2021年07月18日
フラワーカンパニーズ(著)「消えぞこない メンバーチェンジなし!活動休止なし!ヒット曲なし!のバンドが結成26年で日本武道館ワンマンライブにたどりつく話」
名前は知ってる、あぁそうだ「深夜高速」の!
という事でフラワーカンパニーズのヒストリー本。初の武道館公演に向けて盛り上げるためのリリースのひとつだったようだ。
「メンバーチェンジなし!活動休止なし!ヒット曲なし!のバンドが結成26年で日本武道館ワンマンライブにたどりつく話」というタイトルの文言そのままの本です。全員へのインタビューで結成からの事を順に聞いていく感じの構成ですね。
さて、フラカン。一応知っているは知っているし、評価が高いのも知ってる。「深夜高速」は名曲だ。でもそれしか知らない。
難しいのは、ある種、硬派で飾らないロックバンドというのは一番どうとでもなるわけで、それこそ90年代ならHey! Hey! Hey!だのうたばんだのに出て、面白くいじるポイントを見つけられたり、偶然でもトークが盛り上がったりすれば何かしらのキャラクターがついてポッと露出が増えてそこそこ売れたりした時代だった。
コミカルにも、イキった感じでも、本格派でも、悪く言えばテレビサイズに切り取られていた時代。
ミッシェルやブランキーさえ普通にゴールデンの歌番組に出ていたし、それこそロマンポルシェ。なんかも出ていた。エレカシは素晴らしいバンドだが、テレビが無ければ初期のアルバムからあの売れ方は想像できなかっただろう。

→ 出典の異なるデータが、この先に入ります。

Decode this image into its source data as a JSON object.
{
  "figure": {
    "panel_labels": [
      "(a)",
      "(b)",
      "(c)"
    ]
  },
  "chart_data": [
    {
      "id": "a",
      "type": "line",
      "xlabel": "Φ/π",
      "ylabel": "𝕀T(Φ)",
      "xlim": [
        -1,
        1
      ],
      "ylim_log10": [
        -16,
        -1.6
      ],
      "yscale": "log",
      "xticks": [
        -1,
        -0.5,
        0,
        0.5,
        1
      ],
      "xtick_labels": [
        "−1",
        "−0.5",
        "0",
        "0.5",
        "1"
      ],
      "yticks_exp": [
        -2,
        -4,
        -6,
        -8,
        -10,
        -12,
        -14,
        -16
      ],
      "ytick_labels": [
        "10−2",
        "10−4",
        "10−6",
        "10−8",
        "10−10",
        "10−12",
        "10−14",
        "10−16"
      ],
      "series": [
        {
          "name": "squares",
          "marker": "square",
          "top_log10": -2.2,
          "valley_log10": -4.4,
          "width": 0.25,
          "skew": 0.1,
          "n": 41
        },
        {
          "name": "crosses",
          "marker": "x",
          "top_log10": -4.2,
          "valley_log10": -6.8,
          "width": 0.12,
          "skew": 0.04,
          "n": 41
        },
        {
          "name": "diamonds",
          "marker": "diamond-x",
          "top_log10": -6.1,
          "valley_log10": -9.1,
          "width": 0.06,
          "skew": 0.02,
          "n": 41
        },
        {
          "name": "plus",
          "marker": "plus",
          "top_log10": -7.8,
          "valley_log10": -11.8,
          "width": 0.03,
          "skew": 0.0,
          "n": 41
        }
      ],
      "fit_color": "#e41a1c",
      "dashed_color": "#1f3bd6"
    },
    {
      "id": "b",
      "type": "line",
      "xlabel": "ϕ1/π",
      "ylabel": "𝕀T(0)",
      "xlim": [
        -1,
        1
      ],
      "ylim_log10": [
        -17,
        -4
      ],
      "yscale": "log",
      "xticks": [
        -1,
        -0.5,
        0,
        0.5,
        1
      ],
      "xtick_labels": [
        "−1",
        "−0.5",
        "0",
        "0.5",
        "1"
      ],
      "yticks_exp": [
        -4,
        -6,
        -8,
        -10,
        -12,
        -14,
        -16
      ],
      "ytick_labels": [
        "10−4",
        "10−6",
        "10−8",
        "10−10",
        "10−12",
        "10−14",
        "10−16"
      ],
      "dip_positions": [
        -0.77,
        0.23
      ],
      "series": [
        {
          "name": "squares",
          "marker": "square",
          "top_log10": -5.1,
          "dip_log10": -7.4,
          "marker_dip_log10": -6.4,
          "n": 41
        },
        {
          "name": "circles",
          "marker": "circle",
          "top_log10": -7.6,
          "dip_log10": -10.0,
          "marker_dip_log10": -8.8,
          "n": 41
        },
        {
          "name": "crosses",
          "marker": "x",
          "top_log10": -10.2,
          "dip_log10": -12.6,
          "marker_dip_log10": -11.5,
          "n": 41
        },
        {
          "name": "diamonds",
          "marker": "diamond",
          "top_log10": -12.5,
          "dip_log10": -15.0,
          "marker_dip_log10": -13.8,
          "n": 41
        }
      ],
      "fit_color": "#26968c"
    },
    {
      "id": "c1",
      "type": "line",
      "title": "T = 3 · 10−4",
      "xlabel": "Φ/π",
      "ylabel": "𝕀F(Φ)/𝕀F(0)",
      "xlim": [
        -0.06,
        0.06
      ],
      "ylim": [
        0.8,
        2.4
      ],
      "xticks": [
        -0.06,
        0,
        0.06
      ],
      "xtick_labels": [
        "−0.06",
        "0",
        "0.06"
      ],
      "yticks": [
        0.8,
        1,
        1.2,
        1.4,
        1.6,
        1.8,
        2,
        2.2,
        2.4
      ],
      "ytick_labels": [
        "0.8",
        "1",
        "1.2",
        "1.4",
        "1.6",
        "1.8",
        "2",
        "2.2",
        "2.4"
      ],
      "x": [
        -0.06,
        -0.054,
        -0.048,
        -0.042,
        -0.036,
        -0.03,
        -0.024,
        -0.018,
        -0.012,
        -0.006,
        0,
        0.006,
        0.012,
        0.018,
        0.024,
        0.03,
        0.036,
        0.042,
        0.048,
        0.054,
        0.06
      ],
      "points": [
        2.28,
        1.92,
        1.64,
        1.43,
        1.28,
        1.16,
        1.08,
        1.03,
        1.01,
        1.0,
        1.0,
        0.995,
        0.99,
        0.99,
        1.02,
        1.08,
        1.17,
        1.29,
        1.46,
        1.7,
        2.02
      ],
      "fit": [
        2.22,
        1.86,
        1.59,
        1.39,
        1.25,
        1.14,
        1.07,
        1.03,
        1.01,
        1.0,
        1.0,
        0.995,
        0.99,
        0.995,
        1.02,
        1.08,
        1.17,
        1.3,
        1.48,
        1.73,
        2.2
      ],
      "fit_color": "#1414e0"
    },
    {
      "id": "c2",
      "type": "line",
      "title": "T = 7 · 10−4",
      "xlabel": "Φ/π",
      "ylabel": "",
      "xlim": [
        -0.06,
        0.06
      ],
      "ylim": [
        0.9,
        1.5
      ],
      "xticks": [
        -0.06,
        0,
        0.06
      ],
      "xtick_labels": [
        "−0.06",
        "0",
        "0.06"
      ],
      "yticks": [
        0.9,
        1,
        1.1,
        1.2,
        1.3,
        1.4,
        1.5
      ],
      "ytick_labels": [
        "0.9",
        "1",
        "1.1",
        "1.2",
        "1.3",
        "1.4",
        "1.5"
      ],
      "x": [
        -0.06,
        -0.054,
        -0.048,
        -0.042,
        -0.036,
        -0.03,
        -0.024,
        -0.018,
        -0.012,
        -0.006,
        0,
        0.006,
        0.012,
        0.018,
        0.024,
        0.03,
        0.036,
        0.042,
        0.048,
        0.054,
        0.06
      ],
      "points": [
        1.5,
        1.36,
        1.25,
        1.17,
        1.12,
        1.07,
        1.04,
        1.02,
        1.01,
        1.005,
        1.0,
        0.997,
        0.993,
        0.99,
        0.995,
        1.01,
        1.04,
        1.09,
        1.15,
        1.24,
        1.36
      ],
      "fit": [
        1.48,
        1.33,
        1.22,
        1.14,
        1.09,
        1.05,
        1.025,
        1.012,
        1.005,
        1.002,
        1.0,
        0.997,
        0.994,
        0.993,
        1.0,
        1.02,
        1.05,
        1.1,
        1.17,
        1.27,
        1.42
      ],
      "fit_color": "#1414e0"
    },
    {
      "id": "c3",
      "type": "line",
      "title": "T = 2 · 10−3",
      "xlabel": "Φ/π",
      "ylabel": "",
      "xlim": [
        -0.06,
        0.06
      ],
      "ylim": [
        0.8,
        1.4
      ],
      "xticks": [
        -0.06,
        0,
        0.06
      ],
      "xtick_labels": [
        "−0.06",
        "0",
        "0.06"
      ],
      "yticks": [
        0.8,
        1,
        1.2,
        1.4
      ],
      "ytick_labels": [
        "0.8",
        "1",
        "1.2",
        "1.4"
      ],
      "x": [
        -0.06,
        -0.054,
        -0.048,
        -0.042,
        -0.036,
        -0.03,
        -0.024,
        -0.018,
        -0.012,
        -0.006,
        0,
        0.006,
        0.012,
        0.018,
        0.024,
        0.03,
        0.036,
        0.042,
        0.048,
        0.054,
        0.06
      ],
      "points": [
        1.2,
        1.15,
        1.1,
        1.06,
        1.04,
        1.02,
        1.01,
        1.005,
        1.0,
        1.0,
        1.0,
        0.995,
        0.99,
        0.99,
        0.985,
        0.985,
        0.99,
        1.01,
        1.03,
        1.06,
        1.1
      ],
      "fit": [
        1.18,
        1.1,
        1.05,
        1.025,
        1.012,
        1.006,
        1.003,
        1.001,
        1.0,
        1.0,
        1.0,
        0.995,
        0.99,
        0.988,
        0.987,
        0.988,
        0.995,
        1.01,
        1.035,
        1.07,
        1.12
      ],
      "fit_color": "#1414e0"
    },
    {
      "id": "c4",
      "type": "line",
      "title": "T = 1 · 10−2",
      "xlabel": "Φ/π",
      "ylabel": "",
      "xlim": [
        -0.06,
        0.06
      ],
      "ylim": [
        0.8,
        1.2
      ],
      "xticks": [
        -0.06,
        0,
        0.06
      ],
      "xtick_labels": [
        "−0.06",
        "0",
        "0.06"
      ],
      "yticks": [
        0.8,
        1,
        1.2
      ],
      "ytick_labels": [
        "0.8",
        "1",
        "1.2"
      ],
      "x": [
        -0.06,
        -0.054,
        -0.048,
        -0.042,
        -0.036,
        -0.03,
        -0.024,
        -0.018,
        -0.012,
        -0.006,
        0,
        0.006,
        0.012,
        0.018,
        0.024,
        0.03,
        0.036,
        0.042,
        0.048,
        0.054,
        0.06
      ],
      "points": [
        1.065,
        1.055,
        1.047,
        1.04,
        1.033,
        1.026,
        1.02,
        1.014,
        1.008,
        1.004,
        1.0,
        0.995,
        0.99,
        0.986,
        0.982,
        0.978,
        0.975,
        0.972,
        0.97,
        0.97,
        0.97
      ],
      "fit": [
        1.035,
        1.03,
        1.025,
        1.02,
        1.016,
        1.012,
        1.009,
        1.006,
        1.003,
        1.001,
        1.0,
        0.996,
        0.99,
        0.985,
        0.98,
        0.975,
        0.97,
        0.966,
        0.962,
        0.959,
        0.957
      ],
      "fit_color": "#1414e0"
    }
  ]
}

そんな中で売れるタイミングを逃し続け、一般的なヒット曲も無く活動を続けているこのバンドは稀有な存在だ。いわゆるアンダーグラウンドやサブカル的なバンドでは無い、むしろバンドブーム的なマスに開かれたロックバンドである彼らが「他にやれる事もないし」とばかりにただ愚直に、「DIY」などという言葉をご大層に出したりもせず淡々と自分でできることをこなしている姿は、とても清々しく、ある種の理想でもある。
もちろん、この生活が保障されたものでは無く、「晴天雨読」のようなのんびりした生活でも無いのはわかっている。
ご多分に漏れず「深夜高速」くらいしかちゃんと聞いたことが無かったのだが、この本の中に出てくる他の曲の歌詞もやはり同じ様なテーマで、葛藤や焦りなどを振り払おうと懸命な姿が描かれたものが多い。
こんなにもこの状態が長いているというのも珍しい。やはりテキトウなところで降りるというのが普通の売れないバンドの行く末なわけで。ヒット曲が無いままバンド一本で食い続けるというのは凄いとしか言いようがない。ある種青春ともいえる異様に長いモラトリアムを生きながら、その中でもがき続けているようだ。
前書き代わりの元ロッキング・オン編集者の兵庫慎司の「まともに考えたらソールドアウトなんか無理で損するだけだしあんまり意味ないから武道館なんかやるべきじゃない(要約)」という文章からはじまるこの本だが、検索して当時の記事を読む限り、うまくいったようだ。
まぁその後バンドがブレイクするようなことも今に至るまでないので、状況は以前変わっていない、むしろコロナでライブができなくなったのは致命的だろうと思うが、「青春ごっこ」を続ける彼らは、そこから降りた人間からするとひたすら眩しい。